By Akanimo Sampson
A seeming unrestrained push by the Miyetti Allah Cattle Breeders Association of Nigeria (MACBAN) to unleash Fulani youths as vigilantes on Eastern Nigeria, is currently causing security concern in that axis of Nigeria, the hotbed of Biafra agitation.
Worried by what they generally see as double standards by the Nigerian government under President Muhammadu Buhari’s watch since 2015, Igbo youths have been intensifying their agitation for a sovereign Republic of Biafra.
While government’s response to the undying agitation has been a military crackdown, the killer cum the kidnapping herdsmen appears to be enjoying unchallenged reign by the establishment.
Some concerned Igbo youths are, therefore, seeing the MACBAN move as a ploy to flood the habitat of Biafra with Fulani foot soldiers for the purpose of grabbing lands for their grazing colonies with a subsequent installation of emirs, to quicken their alleged Islamisation agenda
Some Igbo groups, the Alaigbo Development Foundation (ADF) and Nzuko Umunna (NU) are saying that the move by the herdsmen’s association is an open indictment on the country’s security structure.
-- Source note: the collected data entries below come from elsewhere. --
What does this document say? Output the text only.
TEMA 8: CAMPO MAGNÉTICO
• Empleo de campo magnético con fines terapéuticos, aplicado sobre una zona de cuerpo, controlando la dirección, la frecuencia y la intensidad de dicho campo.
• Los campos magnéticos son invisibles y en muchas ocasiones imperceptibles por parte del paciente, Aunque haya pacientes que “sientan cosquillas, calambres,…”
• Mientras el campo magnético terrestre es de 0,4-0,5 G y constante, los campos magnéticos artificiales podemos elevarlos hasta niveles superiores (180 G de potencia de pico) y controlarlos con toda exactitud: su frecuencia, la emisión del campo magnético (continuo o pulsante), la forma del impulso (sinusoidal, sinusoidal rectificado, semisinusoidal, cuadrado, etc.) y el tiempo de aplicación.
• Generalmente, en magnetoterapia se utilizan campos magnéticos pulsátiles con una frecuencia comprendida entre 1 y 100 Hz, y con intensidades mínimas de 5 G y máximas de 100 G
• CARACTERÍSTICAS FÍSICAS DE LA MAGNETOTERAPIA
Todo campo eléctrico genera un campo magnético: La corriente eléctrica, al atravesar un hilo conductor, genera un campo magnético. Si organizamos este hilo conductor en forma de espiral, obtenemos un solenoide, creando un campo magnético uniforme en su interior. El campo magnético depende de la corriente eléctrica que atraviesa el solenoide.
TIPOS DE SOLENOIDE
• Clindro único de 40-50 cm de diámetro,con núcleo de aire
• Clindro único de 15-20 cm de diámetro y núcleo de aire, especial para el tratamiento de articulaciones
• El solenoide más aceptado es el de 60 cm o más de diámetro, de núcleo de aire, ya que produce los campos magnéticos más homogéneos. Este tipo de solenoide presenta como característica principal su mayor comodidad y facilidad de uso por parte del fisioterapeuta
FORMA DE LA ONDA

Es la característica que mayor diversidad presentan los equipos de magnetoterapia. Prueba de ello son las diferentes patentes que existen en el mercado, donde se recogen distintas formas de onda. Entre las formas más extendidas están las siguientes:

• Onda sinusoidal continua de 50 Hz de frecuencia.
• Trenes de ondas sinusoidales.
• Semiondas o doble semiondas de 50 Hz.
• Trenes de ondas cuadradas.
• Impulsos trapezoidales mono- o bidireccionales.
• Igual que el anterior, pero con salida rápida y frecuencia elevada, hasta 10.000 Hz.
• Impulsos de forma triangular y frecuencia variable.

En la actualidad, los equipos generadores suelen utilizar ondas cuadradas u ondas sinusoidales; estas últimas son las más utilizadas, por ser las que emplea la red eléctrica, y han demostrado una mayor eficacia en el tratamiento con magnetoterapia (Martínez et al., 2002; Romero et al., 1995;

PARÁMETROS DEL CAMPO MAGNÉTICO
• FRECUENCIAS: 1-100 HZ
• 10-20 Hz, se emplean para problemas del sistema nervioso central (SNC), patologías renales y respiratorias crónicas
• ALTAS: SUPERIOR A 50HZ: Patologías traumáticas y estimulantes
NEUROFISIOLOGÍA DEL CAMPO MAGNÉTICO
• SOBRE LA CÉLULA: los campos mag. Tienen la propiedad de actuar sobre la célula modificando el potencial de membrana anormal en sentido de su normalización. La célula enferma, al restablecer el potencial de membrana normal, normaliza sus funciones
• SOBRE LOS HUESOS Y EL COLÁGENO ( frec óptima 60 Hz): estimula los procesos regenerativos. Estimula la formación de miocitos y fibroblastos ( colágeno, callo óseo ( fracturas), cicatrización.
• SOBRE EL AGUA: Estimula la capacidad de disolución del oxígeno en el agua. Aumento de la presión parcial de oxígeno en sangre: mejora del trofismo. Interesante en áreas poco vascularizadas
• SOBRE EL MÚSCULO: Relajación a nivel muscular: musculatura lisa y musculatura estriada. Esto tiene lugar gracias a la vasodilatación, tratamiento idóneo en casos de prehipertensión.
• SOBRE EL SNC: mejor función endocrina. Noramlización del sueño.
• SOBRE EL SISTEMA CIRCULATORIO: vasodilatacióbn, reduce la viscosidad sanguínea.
ADF spokesman, Abia Onyike, says they are considering the latest plan by MACBAN as strange and accordingly viewing it with serious suspicion, based on alleged atrocities they have been committing in several communities in Nigeria including Eastern Nigeria where herdsmen have killed, raped women and children with impunity for several years.
Their menace has led to their categorisation as the fourth most deadly terrorist organisation in the world by the United Nations.
Consequently, the Igbo group is calling on their governors to refrain from buying into the deceptive schemes of MACBAN, “as their overall strategy has been the seizure and occupation of ancestral lands of host communities with attendant political/ religious domination of the affected communities.’’
Nzuko Umunna on its part, is warning the herdsmen group to “immediately withdraw’’ the proposal to set up Fulani Vigilantes in the Eastern bloc of Nigeria. Co-ordinator of the Igbo group, Ngozi Odumuko, and Secretary, Paschal Mbanefo, in a statement said the proposal “is not only the height of insult but a clear vote of no-confidence on the nation’s security apparatus.’’
While urging the herdsmen to immediately withdraw what they described as “a provocative proposal’’ and apologise to Ndigbo, NU said the Federal Government should hold the leadership of Miyetti Allah responsible for any untoward outcomes from its ill-advised proposal.
Just as the Igbo group warned Miyetti Allah not be unmindful of the grave potential of pitching its members against an already restive Igbo youths, another group, the Igbo National Council (INC), has called on the Inspector General of Police (IGP), Mohammed Adamu, to arrest those behind the proposal by the herdsmen.
INC President, Chilos Godsent, said in Owerri, the Imo State capital, that the arrest has become imperative to avert what he described as a looming ‘’ethnic war’ even as he accused Abuja of pampering the Miyetti Allah instead of declaring it a terrorist organisation.
Godsent vowed that INC will do everything to protect the zone against invasion, saying INC will take every proactive step to resist and defend Igbo territories against any form of attack, and conspiracies.
The Indigenous People of Biafra (IPOB) has also warned Miyetti Allah to stay back in their territory or face the wrath of its people.
Special Assistant to the Media Director of IPOB, Emma Powerful, said, “they have tried it before, some decades ago to conquer Ndigbo but, we are waiting, it is not a threat, but a promise.”